Gagging (and Framing) Free Speech
Big Batson Case

So Much for the "Great" Writ

Habeas cases are increasingly rule-based, and federal courts won't relax these hyper-technical rules even when it's shown a prosecutor withheld Brady material and an eyewitness recanted his testimony. Daniels v. Uchtman (CA7 8.29.05). 

A prisoner can't seek federal habeas relief until after he has exhausted state court remedies.  The plaintiff has one-year from the time of being denied state court relief to file a federal habeas petition.  Another rule provides that a prisoner has only one year to seek federal habeas relief after he has learned of new evidence that casts his conviction into doubt.  What happens when these rules collide?  Answer: a person who was denied a fair trial is screwed.

In Daniels v. Uchtman, a juvenile deliquent was the primary witness against the defendant.  The juvenile deliquent was facing a pending burglarly charge, but promised a break if he would testify against Mr. Daniels.  The prosecutor never told the defense about the pending burglarly case.  The jury convicted. 

Fifteen years later, the witness recanted his testimony.  Within one-year, Mr. Daniels' defense team sought state court relief.  Within one-year of being denied state court relief, the defense team sought federal court relief.  The district court dismissed the petition as untimely, and the appellate court affirmed, writing that

the statute ran for a total of 123 days from the signing of the affidavit until Daniels filed for relief in state court. At that point, the statute was tolled. After the Illinois Supreme Court denied relief, the statute began to run again, this time for 364 days until Daniels filed his habeas petition. In the view of the district court, a total of 487 days elapsed after the date on which the factual predicate of Daniels’ claims had been discovered, making his habeas petition untimely.

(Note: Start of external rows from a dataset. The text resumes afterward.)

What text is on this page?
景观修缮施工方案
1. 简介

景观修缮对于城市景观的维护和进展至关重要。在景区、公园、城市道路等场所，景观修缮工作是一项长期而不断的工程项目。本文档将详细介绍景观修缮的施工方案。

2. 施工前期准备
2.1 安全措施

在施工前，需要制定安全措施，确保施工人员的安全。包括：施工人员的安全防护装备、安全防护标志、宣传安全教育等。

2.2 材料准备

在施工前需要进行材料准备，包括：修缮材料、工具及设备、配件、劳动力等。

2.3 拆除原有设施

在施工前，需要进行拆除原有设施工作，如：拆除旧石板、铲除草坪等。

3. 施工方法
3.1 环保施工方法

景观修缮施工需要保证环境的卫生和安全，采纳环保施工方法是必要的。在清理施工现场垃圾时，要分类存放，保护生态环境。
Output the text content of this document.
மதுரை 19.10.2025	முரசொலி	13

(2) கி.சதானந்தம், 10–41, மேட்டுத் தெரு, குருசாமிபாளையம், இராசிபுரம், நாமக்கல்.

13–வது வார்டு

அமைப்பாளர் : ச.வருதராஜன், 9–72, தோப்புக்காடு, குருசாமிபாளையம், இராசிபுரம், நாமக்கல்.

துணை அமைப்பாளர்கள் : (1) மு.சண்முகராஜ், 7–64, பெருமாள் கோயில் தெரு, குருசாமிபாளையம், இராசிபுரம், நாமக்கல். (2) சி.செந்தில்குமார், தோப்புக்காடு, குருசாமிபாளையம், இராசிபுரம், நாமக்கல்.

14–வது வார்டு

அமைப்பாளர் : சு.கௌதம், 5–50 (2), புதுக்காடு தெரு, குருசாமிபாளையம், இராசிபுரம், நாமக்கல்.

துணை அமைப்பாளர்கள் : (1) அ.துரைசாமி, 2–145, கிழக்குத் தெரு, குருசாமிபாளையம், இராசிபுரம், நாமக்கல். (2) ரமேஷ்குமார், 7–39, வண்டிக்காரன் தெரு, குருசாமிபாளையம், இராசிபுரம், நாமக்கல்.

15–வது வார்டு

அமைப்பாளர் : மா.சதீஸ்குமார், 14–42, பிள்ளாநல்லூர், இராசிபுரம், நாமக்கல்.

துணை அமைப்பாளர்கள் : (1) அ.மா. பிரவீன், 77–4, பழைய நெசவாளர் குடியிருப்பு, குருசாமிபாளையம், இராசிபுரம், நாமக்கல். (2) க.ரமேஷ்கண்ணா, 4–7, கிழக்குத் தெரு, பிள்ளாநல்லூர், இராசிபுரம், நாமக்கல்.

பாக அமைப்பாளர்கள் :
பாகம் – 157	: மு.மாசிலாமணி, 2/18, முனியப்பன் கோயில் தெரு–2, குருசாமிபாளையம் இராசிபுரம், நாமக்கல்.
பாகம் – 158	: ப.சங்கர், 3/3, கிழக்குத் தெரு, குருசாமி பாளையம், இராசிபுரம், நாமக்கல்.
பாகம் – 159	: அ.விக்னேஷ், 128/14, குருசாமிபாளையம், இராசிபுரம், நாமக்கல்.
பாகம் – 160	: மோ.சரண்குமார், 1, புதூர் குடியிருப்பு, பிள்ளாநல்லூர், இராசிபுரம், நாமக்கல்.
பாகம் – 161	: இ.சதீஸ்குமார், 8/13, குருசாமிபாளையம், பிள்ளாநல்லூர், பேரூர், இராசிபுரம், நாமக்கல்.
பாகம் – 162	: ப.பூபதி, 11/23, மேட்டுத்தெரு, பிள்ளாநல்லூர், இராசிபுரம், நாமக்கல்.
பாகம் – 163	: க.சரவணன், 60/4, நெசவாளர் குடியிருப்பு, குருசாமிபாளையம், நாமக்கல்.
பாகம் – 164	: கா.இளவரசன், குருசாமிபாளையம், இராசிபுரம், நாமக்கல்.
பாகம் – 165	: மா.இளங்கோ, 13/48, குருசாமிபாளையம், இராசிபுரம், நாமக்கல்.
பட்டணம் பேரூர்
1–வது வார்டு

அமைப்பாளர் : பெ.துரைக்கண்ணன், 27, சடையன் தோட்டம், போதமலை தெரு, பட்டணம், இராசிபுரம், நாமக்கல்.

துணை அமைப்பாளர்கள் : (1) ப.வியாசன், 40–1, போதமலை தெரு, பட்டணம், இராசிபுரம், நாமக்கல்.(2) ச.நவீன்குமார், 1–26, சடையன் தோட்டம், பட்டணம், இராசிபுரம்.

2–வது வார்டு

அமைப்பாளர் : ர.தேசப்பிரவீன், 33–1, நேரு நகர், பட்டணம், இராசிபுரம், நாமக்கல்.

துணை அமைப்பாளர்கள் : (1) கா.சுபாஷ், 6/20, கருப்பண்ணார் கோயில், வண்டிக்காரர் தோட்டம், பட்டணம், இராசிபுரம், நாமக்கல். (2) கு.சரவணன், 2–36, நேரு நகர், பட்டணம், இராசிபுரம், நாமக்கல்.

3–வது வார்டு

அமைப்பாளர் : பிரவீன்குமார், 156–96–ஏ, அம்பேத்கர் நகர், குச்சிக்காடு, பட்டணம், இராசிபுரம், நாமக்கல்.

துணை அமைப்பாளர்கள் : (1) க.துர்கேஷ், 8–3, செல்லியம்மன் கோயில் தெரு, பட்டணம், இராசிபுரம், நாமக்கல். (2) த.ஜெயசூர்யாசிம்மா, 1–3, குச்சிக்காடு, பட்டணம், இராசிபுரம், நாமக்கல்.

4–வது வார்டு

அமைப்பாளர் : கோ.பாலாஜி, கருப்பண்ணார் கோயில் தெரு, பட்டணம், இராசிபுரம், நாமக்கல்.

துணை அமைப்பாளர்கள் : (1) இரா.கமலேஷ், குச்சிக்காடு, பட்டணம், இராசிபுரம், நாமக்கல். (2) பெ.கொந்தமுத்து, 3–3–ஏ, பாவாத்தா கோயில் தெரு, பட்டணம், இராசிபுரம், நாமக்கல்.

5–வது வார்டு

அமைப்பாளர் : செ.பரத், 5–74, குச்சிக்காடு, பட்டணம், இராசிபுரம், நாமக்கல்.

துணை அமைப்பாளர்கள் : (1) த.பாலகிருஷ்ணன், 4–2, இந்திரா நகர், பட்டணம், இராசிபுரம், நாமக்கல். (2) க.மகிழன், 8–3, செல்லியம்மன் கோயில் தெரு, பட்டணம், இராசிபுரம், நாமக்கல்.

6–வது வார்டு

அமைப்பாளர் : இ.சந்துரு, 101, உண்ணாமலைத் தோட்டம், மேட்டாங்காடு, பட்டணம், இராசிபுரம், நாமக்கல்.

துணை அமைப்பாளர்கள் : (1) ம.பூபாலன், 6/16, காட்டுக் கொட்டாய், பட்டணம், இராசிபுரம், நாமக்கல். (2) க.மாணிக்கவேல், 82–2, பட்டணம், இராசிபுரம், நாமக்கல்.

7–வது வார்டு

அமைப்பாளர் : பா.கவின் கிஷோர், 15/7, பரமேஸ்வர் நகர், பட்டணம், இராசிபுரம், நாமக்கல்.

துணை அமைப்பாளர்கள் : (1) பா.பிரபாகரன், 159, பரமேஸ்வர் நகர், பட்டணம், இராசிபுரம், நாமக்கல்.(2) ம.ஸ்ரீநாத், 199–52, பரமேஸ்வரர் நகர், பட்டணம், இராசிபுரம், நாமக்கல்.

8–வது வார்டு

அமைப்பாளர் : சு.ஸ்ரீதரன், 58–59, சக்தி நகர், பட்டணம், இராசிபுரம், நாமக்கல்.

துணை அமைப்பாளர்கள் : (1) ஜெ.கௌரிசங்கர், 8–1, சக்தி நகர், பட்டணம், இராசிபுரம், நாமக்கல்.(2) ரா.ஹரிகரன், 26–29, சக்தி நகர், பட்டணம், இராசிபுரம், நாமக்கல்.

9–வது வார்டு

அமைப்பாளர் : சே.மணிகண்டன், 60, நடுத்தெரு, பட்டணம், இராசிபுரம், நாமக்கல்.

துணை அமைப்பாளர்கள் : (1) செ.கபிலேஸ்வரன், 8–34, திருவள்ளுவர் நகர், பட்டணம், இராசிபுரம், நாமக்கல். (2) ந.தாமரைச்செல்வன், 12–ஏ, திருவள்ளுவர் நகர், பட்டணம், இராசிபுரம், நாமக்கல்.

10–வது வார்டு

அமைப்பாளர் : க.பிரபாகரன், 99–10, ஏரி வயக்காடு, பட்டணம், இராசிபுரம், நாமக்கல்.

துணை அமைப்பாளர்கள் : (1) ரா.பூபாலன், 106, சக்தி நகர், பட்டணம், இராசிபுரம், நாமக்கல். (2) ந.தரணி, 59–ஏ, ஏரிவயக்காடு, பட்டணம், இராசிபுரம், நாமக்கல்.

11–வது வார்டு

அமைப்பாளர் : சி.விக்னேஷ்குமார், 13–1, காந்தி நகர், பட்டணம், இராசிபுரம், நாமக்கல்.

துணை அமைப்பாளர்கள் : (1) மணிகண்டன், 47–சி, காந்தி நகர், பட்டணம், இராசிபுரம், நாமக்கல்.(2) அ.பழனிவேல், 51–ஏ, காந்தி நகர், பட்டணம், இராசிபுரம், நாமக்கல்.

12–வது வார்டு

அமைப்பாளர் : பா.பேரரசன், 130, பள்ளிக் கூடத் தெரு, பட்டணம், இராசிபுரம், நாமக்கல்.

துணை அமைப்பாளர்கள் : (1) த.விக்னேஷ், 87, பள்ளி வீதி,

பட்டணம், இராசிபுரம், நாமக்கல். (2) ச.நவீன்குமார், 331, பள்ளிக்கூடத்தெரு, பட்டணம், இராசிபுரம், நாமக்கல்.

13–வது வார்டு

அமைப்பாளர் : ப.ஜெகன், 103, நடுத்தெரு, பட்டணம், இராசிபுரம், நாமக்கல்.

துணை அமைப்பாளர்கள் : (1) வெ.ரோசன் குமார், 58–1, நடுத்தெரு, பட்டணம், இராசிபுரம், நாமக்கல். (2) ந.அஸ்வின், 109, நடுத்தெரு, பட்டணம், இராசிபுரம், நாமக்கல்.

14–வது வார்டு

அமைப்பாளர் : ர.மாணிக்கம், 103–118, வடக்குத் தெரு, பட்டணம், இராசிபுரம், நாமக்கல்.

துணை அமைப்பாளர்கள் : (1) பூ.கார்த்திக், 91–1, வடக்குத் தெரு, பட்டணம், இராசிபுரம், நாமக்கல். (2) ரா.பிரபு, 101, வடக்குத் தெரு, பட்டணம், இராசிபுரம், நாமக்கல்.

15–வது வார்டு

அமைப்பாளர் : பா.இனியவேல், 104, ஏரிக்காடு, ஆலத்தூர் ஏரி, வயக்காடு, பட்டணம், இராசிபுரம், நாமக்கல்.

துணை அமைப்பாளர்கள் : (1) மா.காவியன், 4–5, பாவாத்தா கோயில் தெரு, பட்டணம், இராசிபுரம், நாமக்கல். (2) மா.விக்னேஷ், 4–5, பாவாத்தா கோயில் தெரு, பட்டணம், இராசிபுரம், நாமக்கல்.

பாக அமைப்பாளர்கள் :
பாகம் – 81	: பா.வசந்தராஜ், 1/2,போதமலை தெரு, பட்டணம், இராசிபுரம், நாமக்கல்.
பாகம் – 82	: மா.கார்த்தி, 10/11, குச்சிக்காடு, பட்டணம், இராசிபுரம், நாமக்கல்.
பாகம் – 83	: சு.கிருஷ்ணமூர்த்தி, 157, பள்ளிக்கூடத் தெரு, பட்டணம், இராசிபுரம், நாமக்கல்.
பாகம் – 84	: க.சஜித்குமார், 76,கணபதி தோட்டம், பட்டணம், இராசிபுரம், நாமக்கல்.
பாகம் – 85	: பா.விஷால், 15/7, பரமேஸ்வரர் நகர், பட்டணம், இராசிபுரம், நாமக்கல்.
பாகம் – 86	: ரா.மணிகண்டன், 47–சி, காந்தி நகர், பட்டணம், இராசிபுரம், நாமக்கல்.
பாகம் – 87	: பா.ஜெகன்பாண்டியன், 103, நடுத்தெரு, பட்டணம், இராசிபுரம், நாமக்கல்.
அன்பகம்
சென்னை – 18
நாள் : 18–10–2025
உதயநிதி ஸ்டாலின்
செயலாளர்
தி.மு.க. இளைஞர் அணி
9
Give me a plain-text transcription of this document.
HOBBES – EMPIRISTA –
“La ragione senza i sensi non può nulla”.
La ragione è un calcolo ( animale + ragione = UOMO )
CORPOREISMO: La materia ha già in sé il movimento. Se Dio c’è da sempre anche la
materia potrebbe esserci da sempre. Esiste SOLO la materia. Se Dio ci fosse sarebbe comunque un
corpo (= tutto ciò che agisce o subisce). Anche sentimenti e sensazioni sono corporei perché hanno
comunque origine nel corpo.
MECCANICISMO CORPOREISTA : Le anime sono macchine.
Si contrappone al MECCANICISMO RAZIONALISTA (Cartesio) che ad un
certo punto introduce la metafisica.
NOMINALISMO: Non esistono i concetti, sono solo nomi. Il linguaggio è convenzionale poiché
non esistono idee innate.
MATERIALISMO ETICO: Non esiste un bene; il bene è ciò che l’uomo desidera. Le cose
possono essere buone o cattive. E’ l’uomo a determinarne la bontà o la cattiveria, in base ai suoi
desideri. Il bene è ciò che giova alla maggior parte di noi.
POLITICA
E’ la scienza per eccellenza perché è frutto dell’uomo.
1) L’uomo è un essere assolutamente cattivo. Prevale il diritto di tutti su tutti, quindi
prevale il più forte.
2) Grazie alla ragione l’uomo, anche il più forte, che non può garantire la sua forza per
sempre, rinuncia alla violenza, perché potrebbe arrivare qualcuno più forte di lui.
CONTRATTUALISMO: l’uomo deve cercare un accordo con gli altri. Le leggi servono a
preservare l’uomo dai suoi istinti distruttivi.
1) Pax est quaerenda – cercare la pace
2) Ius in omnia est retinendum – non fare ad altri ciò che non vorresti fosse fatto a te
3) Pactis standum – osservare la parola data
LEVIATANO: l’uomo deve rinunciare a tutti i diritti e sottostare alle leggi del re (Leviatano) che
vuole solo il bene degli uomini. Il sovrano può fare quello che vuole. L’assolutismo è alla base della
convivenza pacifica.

Daniels is problematic since courts sometimes toll the statute of limitations.  Where, as here, the prisoner makes a good faith effort to comply with the (exceedingly complex) rules governing the writ of habeas corpus, federal courts should hear their claims.  After all, the write of habeas corpus is a constitutional right: hyper-technical rules standing in the way of this right are themselves violative of due process.

But that's neither here nor there.  We're left with Daniels, and we must understand it.  Sadly, the message from Daniels seems clear.  File fast - since it's practically impossible to know the deadlines in advance.